Nuit noire

La nuit est noire, immobile et silencieuse, seul le tic-tac d’un réveil s’en vient la tirer de son sommeil. Au fond, la nuit dort-elle ? Je ne sais pas, mais moi je ne dors pas sans pour autant qu’elle ne soit blanche cette nuit-là. Le sommeil est venu d’un coup puis d’un coup il est reparti. Trop de choses, trop de fantômes, trop d’activités, trop, c’est trop. Tic-tac. Agaçant. Se lever, boire un verre ? Non. Sortir prendre l’air ? Non plus. Un bloc, un crayon, des mots qui tombent à l’unisson, au moins, ces mots-là ne tombent pas de sommeil… Je me fous de l’heure qui passe, elle peut bien secouer ses secondes à coup de tic et de tac, mes yeux commandent et mes yeux n’ont pas sommeil. Ils n’ont pas envie de lire, pas plus que de regarder les photos où les dessins, encore moins les tracés et les reliefs sur la carte, non, mes yeux n’ont pas sommeil pas plus qu’ils n’ont envie d’autres choses.

J’écris.
Assis nu dans mon lit, je prends la pose, je pense à autre chose, je trace des mots à la hâte, comme toujours, des mots que je range dans des phrases toutes simples parce que c’est quand même plus joli, des mots qui s’empilent et glissent sur le papier. Bizarrement, c’est un papier couché, voilà sûrement pourquoi j’ai besoin de m’allonger… sourire. J’ai soif, je tends la main vers la bouteille, elle sonne creux, vide et désemparée, elle tombe et résonne sur le plancher, sa façon d’abdiquer.
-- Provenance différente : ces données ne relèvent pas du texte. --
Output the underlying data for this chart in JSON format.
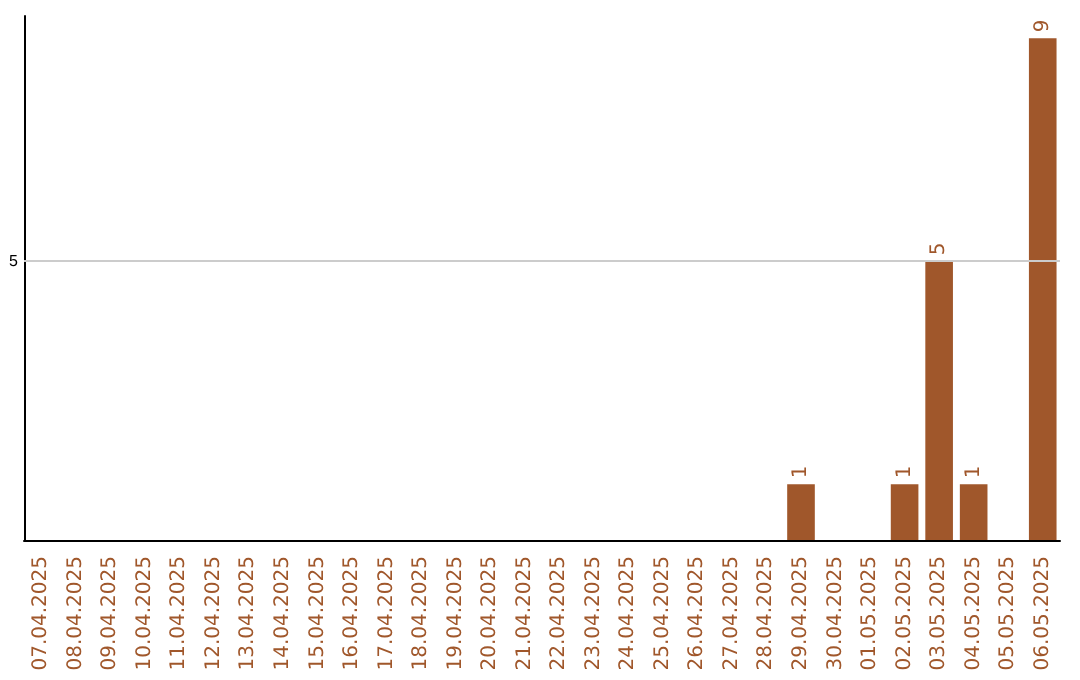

Moi je n’abdiquerai pas, personne ne me fera abdiquer, ni la vie, ni la mort, ni le sommeil, ni l’insomnie, ni la faim, ni la soif, ah…la soif ! Buvons ! Buvons à la santé de ceux qui dorment, buvons à la joie, au bonheur, aux parfums de bonheurs et il est déjà de bonne heure… Faut vraiment que je me lève pour aller chercher une bouteille, fait trop soif par ici. Quand on a soif, on ne rêve pas de cocktail, ni de verre compliqué, juste d’une bouteille à téter au goulot, l’instinct primal, le besoin primaire, l’instant hors du temps, la soif donne soif bien plus que la faim donne faim. Si je pouvais avoir sommeil. Le carrelage est froid, j’ai dû trouer mes pantoufles, à moins que je ne les ai pas mises, c’est bizarre, il me semblait bien qu’il y avait un interrupteur ici, il a dû partir se coucher. Ah, le placard, l’étagère des bouteilles à moitié vide et donc à moitié pleine, ma main caresse l’obscurité à la recherche d’un dernier coup à boire… Fait soif ! Enfin, te voilà….

Je bois.
Debout contre le plan de travail, je bois à grosses gorgées ce liquide frais et bienfaisant. Qu’il est bon de boire et d’oublier la soif dans l’acte. Je bois pour oublier, pochtronne attitude, je sais. Cela dit, se saouler à l’eau de source, c’est long et ça fait plutôt pisser, seul point commun avec les pochtrons peuplant les entrées odorantes des parkings publics. Je bois et j’oublie mais je n’oublie pas que je n’ai pas sommeil, malgré le jour qui nait, malgré le jour qui luit, lui, devant moi qui ne suis pas reluisant. Je retourne à ma couche avec ma divine bouteille, j’ai soif jusque dans mon lit et mes nuits restent agitées, je n’aime plus les nuits, je n’aime plus mes rêves qui sans trêves m’amène sur des rivages sans peur, sans couleur où mes fantômes me tendent la main et m’appellent, moi qui reste sourd à leurs appels, oui, mais jusqu’à quand ?

Je fuis.

Allongé dans la nuit je fuis mes fantômes et mon sommeil qui me fuit et me nuit. Merde. Faudrait quand même pas exagérer, il est tard et mon corps réclame sa dose, il n’a plus vingt ans et craque sous les manques répétés de sa drogue préférée : dormir ne peut nuire, bien au contraire, c’est là le premier docteur, même mon réveil le sait, lui qui dort à coup de tic-tac, avant de bruyamment s’exprimer. Ma plume glisse et s’envole emportant de derniers mots, c’était surement des mots d’adieux, tant pis… allons voir si la rose, non…six roses. Buvons.  Avant d’aller dormir. Ou pas.